Penn State World Campus Student Advisory Board member Lisa Curtis shared these thoughts as she reflected on her experience as a student achieving her goal.
For as long as I can remember, I’ve heard that it was important to get your priorities straight. Time and time again, it sounded like there was a winning combination of top goals to pursue that could lead a person to live their best life. Over the years, I made lists of priorities in order to straighten them. As life got busier, more priorities were added, which slowed my overall progress in each category. Some priorities dropped off completely while others were shuffled around. I had made a little progress in a lot of areas because the more I pursued, the less I accomplished.
Eventually, I considered a new approach: less is more. After reading about the benefits of scaling back, I applied the principles of minimalism to my list of priorities. Instead of half-heartedly pursuing several goals, I focused my efforts on one: education. I had begun a bachelor’s degree several years ago and intermittently taken classes in different places where I had lived, but finally I decided to make it the prime objective.
Making education my priority doesn’t mean that I neglect family or work. Instead, it guides me in the planning process so that I can focus my efforts. For example, I carefully consider how I spend my time outside of my commitment to course work. Before I take on a new responsibility, I examine how closely it supports my goal. I have been fortunate that Penn State World Campus provides many rewarding co-curricular opportunities like that. For instance, with my recent experience as an online student, I applied to the World Campus Student Advisory Board to provide the input of a student voice. It supported my priority and rewarded me with unique learning opportunities.

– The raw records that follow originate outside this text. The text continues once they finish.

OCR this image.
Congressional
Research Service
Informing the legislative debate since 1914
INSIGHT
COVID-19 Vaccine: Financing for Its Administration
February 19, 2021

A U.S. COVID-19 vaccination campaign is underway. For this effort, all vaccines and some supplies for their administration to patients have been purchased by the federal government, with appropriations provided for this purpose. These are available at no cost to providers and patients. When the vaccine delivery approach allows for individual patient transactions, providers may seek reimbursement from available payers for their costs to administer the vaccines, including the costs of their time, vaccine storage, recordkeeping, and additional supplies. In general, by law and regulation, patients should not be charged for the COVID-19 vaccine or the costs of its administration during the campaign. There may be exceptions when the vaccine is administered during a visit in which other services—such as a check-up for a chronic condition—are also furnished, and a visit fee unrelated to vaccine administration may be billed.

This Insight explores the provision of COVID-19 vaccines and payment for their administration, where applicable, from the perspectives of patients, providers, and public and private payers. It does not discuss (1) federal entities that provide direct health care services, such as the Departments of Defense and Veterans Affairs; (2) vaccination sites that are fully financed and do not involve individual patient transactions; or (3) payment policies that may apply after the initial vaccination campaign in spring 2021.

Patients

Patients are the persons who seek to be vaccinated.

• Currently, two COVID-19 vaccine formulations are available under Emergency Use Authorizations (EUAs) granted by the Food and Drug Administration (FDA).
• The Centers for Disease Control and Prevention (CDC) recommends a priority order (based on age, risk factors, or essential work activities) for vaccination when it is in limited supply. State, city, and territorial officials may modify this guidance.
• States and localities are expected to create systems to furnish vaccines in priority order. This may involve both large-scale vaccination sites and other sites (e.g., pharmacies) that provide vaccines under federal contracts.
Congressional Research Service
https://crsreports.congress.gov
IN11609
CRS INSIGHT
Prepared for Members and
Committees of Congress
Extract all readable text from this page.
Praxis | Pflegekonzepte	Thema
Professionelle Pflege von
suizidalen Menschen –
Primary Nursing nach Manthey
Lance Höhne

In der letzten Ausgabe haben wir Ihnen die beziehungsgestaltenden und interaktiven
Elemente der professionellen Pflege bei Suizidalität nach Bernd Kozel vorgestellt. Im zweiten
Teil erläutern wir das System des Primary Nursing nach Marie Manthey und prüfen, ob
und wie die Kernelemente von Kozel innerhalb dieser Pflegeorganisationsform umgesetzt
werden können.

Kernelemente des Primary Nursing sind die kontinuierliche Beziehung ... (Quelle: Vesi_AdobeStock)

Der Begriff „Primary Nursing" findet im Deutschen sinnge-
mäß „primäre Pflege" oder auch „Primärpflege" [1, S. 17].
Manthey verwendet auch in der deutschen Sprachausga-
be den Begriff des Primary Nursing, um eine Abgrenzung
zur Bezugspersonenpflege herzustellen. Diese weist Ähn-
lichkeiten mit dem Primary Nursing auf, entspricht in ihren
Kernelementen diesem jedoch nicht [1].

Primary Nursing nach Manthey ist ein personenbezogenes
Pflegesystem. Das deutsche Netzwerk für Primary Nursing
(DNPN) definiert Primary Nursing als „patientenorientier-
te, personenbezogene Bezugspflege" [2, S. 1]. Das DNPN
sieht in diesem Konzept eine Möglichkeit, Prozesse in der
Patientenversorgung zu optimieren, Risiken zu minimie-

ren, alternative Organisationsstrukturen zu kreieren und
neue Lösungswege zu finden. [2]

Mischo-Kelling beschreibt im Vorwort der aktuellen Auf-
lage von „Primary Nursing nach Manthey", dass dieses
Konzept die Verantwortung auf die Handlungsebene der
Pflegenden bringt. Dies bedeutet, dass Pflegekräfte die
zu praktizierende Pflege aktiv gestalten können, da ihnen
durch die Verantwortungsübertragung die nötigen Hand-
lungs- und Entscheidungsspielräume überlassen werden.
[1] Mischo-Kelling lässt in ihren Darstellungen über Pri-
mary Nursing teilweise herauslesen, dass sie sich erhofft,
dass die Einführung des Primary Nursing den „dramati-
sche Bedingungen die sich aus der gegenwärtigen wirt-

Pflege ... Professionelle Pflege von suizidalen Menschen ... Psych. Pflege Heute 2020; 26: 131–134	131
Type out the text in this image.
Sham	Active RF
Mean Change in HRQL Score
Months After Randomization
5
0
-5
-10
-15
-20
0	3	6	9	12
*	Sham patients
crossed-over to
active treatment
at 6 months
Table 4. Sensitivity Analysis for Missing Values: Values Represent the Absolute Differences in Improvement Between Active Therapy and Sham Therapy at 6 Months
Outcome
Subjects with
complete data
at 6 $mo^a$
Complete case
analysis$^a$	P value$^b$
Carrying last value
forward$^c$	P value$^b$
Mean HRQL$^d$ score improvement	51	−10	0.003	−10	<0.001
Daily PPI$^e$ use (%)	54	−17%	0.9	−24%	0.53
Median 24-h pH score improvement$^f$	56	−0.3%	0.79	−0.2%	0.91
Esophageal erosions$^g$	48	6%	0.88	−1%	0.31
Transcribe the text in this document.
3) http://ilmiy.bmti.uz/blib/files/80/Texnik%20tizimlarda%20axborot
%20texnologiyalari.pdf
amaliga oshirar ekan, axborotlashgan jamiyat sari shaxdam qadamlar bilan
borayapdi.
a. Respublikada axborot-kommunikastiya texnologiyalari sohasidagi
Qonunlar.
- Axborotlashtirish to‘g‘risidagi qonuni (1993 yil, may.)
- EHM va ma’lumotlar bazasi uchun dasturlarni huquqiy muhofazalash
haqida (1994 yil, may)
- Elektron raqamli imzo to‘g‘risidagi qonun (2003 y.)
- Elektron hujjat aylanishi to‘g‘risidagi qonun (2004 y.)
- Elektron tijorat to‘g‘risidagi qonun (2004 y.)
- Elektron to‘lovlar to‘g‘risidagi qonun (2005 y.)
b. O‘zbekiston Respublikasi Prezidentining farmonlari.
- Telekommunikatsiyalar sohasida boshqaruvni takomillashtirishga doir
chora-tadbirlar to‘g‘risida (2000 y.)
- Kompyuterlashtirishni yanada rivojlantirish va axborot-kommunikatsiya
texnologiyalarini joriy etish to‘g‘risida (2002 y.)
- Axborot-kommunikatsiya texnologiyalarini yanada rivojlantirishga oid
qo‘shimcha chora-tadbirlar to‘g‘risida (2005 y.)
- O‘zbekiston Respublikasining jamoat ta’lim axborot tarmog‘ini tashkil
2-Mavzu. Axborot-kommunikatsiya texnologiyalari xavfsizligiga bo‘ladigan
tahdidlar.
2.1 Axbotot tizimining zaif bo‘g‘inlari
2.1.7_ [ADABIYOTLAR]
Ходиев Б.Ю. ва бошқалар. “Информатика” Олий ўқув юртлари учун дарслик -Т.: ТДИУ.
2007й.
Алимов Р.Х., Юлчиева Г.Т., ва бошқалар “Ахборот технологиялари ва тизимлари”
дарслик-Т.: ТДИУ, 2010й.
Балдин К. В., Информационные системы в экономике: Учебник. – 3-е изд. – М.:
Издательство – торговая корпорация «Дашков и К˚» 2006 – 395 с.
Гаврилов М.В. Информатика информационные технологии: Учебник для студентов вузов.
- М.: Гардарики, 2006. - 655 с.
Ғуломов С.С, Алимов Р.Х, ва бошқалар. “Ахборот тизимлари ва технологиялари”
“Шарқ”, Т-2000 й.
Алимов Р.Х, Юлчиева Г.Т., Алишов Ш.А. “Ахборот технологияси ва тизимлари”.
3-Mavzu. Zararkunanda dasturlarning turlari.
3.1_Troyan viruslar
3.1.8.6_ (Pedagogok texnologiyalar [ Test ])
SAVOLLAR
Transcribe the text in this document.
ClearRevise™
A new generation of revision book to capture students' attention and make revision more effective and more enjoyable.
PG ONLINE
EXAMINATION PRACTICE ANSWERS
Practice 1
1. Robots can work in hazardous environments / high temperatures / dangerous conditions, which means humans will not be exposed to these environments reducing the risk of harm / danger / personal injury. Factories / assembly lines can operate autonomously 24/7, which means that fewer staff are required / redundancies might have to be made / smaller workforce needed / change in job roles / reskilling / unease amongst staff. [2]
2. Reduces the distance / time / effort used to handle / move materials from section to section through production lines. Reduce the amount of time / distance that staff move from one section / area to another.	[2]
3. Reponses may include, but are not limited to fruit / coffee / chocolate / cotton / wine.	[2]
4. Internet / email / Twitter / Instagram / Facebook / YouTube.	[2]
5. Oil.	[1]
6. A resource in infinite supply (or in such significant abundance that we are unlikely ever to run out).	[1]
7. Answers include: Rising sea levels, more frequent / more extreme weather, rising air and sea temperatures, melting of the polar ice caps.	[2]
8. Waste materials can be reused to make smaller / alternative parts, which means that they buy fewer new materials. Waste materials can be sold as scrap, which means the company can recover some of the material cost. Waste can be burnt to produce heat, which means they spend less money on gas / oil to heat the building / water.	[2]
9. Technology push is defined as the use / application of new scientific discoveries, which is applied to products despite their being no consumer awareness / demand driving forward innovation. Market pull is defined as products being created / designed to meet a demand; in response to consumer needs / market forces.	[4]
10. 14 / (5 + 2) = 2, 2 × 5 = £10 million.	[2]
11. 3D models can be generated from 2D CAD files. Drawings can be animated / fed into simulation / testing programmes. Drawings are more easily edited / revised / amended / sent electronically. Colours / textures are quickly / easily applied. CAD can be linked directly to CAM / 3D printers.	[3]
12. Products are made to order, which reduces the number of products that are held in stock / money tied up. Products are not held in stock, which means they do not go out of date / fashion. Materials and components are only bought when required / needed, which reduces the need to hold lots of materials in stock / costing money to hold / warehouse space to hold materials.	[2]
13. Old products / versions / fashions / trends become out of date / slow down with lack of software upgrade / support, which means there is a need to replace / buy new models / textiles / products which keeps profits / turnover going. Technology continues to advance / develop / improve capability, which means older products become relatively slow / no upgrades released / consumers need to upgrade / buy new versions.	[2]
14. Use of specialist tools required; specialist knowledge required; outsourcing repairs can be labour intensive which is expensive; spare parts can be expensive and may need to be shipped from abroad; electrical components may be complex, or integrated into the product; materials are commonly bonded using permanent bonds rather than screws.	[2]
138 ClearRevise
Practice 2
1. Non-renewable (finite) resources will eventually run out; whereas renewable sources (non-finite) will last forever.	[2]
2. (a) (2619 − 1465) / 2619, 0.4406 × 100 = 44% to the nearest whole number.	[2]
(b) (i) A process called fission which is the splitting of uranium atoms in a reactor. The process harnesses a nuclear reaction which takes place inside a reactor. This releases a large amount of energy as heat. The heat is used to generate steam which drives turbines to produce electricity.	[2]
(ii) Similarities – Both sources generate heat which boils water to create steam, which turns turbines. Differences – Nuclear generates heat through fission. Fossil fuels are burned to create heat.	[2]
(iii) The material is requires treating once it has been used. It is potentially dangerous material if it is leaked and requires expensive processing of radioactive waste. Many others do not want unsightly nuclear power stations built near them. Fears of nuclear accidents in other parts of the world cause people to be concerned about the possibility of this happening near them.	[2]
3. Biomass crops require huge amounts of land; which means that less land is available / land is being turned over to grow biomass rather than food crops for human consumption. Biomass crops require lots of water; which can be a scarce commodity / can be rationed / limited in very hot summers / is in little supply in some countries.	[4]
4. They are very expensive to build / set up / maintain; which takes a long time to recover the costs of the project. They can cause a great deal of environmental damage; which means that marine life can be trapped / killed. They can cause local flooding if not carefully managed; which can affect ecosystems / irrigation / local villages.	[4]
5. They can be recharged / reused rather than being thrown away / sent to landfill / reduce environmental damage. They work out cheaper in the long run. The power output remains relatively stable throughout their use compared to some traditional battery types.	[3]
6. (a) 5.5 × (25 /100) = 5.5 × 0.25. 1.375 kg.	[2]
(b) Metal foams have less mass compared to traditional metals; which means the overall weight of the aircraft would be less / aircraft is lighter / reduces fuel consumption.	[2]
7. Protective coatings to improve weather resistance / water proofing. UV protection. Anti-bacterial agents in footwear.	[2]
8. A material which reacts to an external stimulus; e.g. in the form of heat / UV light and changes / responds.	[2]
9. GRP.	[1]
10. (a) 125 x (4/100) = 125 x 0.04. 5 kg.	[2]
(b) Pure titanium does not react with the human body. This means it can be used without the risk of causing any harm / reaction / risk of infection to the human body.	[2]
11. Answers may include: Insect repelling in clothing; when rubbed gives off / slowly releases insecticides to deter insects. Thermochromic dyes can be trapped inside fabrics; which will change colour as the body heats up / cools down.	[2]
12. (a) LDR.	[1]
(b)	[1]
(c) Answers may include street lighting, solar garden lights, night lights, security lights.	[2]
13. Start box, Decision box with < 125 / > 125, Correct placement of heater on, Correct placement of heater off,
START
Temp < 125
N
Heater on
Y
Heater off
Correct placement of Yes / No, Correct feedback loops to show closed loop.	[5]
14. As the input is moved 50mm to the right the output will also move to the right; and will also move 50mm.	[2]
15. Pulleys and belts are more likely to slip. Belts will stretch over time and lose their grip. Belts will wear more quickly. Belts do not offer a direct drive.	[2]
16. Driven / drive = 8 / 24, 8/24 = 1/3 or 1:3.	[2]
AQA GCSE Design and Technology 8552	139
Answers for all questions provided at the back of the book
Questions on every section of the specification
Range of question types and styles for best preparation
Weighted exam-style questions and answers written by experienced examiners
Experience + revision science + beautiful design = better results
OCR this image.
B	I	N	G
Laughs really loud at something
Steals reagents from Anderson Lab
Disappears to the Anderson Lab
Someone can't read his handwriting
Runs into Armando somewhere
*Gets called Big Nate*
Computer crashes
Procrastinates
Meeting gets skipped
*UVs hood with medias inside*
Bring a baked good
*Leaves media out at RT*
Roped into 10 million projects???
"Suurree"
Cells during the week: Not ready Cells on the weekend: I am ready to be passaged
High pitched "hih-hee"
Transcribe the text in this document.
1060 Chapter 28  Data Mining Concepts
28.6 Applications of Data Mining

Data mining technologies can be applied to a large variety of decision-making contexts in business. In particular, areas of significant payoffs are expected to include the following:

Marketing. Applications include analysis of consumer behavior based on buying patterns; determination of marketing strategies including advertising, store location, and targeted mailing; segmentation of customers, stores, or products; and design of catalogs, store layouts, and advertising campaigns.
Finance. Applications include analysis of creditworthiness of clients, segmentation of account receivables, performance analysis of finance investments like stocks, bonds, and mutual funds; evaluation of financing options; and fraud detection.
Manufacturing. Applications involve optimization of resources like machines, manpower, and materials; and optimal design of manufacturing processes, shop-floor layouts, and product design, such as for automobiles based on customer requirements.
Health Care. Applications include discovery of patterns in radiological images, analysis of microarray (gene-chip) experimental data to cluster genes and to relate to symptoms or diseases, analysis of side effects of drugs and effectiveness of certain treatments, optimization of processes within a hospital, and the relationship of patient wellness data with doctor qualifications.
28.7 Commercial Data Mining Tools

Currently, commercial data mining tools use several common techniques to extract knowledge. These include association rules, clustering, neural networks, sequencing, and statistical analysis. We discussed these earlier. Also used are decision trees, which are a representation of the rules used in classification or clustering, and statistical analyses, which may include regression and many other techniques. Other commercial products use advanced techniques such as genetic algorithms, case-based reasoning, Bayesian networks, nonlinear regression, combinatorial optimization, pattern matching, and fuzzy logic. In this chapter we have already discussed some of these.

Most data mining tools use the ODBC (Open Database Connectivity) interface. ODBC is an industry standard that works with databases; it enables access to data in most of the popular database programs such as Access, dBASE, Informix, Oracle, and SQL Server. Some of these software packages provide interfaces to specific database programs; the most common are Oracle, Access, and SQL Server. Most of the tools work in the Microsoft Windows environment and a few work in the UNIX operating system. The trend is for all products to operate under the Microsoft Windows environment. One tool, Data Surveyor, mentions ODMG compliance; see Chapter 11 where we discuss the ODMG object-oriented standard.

Where I am today is not only the result of what I have learned, but also the result of self-awareness. The more I learned about myself, the better I was able to pursue education. Even though the scenic route that I took had turns and twists, it is drawing to a close. I recently pulled a navy-blue graduation cap out of my closet to try it on for size. I wasn’t sure if it would even fit, because they always look a bit wobbly to me. It was a good fit, so I smiled for a picture. Learning as a student has become part of the way I see myself, and as the completion of my degree requirements approaches, I realize that I don’t want to lose a connection to that. I’m glad to complete this step. It doesn’t feel like an ending, but rather, it’s time to peek over the horizon to see what is next.